In this past year of awesome, there is one painful reminder of what I’ve done. There is one nagging souvenir telling me Tough Mudder is a fool’s errand. There is one memory that was poked and prodded by doctors, to which they answered “Here’s some Vicodin,” but it’s solved nothing.
Last night I slept on my right side. I like sleeping on my right side. It’s my thing. Why do I sleep on my right side? For whatever reason that usually puts me facing the door, my back to an outer wall. I don’t get it, but this brings me comfort. It’s likely more and less complicated than that, all at the same time, but I’m not sure. The point is, when I woke up, I was in a great deal of discomfort. I can’t quite call it pain, it’s just a small voice in my side saying, “I hate you and won’t let you sit still.”
Ever since TM, one of my ribs has been either in severe pain or sporadically unhappy. There was a bulge there for a while. When I drove for a long distance, I’d use my hand to put distance between my seat belt and the rib or it made it difficult to focus on driving. This isn’t like a small ordeal. Right now, as I write this, I’m continuously moving around because sitting in one spot for too long is bad. My arm is also crossing my side, which is aggravating the stray rib.

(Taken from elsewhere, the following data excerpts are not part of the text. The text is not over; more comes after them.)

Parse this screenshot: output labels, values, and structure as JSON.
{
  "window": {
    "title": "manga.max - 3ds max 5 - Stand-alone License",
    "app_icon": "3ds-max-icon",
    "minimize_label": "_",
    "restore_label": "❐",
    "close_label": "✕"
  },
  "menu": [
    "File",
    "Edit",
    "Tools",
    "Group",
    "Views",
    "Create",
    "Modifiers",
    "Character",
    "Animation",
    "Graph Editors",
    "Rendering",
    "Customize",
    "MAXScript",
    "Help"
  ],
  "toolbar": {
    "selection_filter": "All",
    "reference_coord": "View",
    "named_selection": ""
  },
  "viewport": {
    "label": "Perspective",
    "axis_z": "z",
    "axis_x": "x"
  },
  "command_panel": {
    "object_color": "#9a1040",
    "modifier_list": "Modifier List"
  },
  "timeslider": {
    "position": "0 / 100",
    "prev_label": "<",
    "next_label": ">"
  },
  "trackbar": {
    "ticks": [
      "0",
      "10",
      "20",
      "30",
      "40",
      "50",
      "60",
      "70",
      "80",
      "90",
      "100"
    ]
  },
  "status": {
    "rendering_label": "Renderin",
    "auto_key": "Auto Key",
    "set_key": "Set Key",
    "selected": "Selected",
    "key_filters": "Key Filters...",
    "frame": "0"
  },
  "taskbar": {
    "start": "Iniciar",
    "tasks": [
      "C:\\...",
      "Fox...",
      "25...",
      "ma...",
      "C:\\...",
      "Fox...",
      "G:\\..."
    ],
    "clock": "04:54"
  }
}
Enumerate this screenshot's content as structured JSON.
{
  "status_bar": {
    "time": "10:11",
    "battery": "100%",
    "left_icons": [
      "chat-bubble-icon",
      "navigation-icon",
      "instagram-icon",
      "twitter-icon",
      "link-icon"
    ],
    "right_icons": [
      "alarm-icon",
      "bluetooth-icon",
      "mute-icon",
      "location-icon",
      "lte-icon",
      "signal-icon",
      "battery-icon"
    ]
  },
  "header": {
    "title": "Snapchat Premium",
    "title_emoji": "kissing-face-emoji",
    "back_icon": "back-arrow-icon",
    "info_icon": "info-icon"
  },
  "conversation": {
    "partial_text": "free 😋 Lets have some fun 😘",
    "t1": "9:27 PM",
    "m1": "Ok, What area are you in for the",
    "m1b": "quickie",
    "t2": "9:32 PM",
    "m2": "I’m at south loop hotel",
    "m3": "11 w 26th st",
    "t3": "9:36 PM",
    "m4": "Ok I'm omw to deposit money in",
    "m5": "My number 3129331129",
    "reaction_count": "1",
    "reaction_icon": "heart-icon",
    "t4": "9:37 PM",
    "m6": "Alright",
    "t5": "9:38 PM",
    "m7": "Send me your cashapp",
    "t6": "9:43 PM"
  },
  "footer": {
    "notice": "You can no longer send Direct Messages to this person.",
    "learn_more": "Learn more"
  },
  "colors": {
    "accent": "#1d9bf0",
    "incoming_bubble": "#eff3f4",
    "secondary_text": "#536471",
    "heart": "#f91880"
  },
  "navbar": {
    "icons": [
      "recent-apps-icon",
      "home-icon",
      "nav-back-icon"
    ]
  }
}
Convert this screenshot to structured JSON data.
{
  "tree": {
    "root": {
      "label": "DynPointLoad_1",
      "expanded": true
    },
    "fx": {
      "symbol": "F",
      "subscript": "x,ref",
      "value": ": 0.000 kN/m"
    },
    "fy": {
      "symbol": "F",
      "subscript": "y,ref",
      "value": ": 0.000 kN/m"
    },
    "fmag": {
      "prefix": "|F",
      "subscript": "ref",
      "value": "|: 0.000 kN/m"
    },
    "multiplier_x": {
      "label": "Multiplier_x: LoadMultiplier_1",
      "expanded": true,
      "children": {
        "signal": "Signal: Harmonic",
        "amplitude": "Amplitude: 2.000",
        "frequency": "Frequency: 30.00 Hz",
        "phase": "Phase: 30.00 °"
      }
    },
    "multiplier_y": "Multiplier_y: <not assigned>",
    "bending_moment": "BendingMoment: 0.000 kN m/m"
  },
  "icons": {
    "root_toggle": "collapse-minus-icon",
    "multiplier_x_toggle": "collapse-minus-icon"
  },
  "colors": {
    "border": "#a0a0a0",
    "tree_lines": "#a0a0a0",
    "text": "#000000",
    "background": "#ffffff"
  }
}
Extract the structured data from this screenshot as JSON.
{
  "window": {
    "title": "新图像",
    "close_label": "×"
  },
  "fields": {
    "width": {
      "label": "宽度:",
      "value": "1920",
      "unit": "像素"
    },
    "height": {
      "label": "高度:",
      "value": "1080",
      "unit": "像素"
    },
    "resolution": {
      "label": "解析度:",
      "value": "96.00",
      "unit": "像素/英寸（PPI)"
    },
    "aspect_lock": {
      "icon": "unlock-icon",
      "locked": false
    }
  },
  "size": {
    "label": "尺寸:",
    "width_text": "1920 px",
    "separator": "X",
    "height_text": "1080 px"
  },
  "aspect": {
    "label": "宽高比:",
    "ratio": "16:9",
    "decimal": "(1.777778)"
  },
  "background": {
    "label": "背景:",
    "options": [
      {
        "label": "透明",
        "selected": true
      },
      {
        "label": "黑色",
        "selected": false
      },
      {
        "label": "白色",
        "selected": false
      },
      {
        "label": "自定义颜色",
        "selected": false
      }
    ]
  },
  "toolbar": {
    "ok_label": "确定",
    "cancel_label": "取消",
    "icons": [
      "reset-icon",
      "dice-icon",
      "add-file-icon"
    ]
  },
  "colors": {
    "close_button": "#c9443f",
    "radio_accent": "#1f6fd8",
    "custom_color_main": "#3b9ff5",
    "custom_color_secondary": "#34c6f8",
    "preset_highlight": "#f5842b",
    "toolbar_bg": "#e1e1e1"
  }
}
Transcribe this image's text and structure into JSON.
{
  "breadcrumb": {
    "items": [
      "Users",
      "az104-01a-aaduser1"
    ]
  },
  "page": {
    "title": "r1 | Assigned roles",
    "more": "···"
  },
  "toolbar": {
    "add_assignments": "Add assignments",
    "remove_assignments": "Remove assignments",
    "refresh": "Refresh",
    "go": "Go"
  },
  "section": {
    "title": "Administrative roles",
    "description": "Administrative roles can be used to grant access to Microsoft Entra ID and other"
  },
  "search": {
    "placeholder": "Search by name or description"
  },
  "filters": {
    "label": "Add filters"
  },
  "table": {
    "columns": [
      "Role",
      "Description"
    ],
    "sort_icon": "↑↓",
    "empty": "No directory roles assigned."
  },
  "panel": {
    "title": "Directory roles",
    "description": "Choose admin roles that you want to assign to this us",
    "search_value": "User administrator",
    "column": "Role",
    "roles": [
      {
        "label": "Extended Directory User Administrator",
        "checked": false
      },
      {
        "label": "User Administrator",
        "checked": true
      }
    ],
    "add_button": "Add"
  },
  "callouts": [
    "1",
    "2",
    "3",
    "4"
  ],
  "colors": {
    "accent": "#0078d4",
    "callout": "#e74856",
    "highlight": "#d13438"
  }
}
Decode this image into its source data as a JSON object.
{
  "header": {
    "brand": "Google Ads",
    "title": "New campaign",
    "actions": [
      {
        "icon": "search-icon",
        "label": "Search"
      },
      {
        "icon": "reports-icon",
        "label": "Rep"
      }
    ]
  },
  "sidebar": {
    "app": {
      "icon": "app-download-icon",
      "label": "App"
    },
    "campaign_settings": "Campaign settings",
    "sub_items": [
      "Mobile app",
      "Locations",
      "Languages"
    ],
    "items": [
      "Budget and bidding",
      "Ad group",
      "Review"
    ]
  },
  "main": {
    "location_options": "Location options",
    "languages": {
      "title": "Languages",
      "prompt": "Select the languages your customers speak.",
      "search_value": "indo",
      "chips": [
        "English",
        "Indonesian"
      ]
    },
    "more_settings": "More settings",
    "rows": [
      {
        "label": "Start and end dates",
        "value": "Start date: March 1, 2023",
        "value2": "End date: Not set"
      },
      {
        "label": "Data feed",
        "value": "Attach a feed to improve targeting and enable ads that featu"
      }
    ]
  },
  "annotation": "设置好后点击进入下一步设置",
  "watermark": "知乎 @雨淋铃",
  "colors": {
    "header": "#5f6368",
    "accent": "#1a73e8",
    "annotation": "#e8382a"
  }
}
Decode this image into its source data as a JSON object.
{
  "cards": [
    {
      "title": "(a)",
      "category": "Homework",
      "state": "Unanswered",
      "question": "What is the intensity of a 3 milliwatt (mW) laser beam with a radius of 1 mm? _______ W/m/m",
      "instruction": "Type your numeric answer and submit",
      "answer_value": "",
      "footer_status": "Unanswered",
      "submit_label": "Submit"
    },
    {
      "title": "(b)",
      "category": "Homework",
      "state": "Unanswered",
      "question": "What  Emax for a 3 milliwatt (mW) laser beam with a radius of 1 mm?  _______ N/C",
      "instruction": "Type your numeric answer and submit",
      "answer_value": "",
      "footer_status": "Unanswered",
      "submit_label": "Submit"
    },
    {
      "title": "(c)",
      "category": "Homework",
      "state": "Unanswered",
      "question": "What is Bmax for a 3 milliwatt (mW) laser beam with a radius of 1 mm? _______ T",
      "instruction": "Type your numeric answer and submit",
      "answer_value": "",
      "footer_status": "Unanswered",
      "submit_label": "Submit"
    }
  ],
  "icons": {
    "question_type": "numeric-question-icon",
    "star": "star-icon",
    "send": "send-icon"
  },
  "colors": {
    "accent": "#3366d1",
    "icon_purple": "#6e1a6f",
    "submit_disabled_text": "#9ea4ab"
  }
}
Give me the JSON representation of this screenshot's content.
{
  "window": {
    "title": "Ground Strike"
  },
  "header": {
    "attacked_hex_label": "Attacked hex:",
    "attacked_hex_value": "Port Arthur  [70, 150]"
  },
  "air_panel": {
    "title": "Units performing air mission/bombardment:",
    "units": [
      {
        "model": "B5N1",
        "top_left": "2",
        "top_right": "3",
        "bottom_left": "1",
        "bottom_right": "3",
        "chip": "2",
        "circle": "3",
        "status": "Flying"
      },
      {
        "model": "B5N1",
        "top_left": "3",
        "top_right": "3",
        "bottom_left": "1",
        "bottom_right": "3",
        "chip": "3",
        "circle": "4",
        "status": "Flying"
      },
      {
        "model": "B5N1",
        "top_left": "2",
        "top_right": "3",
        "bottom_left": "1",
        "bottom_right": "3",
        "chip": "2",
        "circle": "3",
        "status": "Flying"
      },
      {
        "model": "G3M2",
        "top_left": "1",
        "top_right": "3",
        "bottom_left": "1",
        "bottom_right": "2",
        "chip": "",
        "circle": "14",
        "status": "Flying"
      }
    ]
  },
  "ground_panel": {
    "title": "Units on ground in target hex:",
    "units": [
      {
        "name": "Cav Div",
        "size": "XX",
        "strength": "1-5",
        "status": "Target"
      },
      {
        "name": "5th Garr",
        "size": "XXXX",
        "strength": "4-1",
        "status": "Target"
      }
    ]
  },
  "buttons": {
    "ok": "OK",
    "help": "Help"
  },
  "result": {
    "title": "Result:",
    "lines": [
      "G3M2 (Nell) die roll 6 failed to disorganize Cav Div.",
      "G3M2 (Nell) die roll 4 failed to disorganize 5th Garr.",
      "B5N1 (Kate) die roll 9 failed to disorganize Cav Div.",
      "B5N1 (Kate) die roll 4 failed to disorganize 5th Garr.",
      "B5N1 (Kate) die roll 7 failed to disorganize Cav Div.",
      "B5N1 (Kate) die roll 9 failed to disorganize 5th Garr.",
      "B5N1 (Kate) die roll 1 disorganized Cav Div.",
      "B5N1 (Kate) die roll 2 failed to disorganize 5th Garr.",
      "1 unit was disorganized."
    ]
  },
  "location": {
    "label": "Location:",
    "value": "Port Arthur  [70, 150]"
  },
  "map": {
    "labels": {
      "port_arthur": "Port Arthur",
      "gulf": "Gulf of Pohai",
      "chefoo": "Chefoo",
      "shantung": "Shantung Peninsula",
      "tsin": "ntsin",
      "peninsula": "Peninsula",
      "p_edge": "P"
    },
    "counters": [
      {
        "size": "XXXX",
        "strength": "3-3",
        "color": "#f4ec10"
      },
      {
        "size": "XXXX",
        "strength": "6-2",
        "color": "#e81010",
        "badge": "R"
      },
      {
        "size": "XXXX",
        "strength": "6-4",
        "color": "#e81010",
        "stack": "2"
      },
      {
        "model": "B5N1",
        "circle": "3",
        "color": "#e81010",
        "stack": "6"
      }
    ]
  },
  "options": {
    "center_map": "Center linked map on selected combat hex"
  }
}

Originally, I could not tell my side hurt. I couldn’t feel this one rib and its incessant tears. My core was wracked with so much pain, it was indistinguishable. I had to roll out of bed for over a week because it was that painful to sit up. And rolling onto the floor didn’t help as much as I would have liked because I still had to sit up. Often I got up by swinging my legs and using the momentum to carry me up right. When this subsided, I finally realized there was a very specific part of my ribs that was in a particular kind of pain, a pain that at one point was bad enough I couldn’t drive. I went to urgent care that day.
The reason I call it a floating rib is because it’s an apt description as to how it feels. It feels like this one troublesome rib, so traumatized by the obstacle course, is floating in there. It’s moving back and forth. It’s irritated. The more weight I put on that side, the more it acts up. The more it says, “And you want to do this again next year?” It is seriously disconcerting to the point I sometimes consider not doing TM next year. This gets me all weepy, because it was an amazing life altering experience I desperately want to do again. In under six hours this time. Four is a good aim. Not being dehydrated when I start would likely make that feasible.
I hope it just got badly bruised and is easily agitated. This is what I’m truly with all I have hoping for. Because it hurts. I do not like it one bit. But the hell I’m going to let it keep me from TM.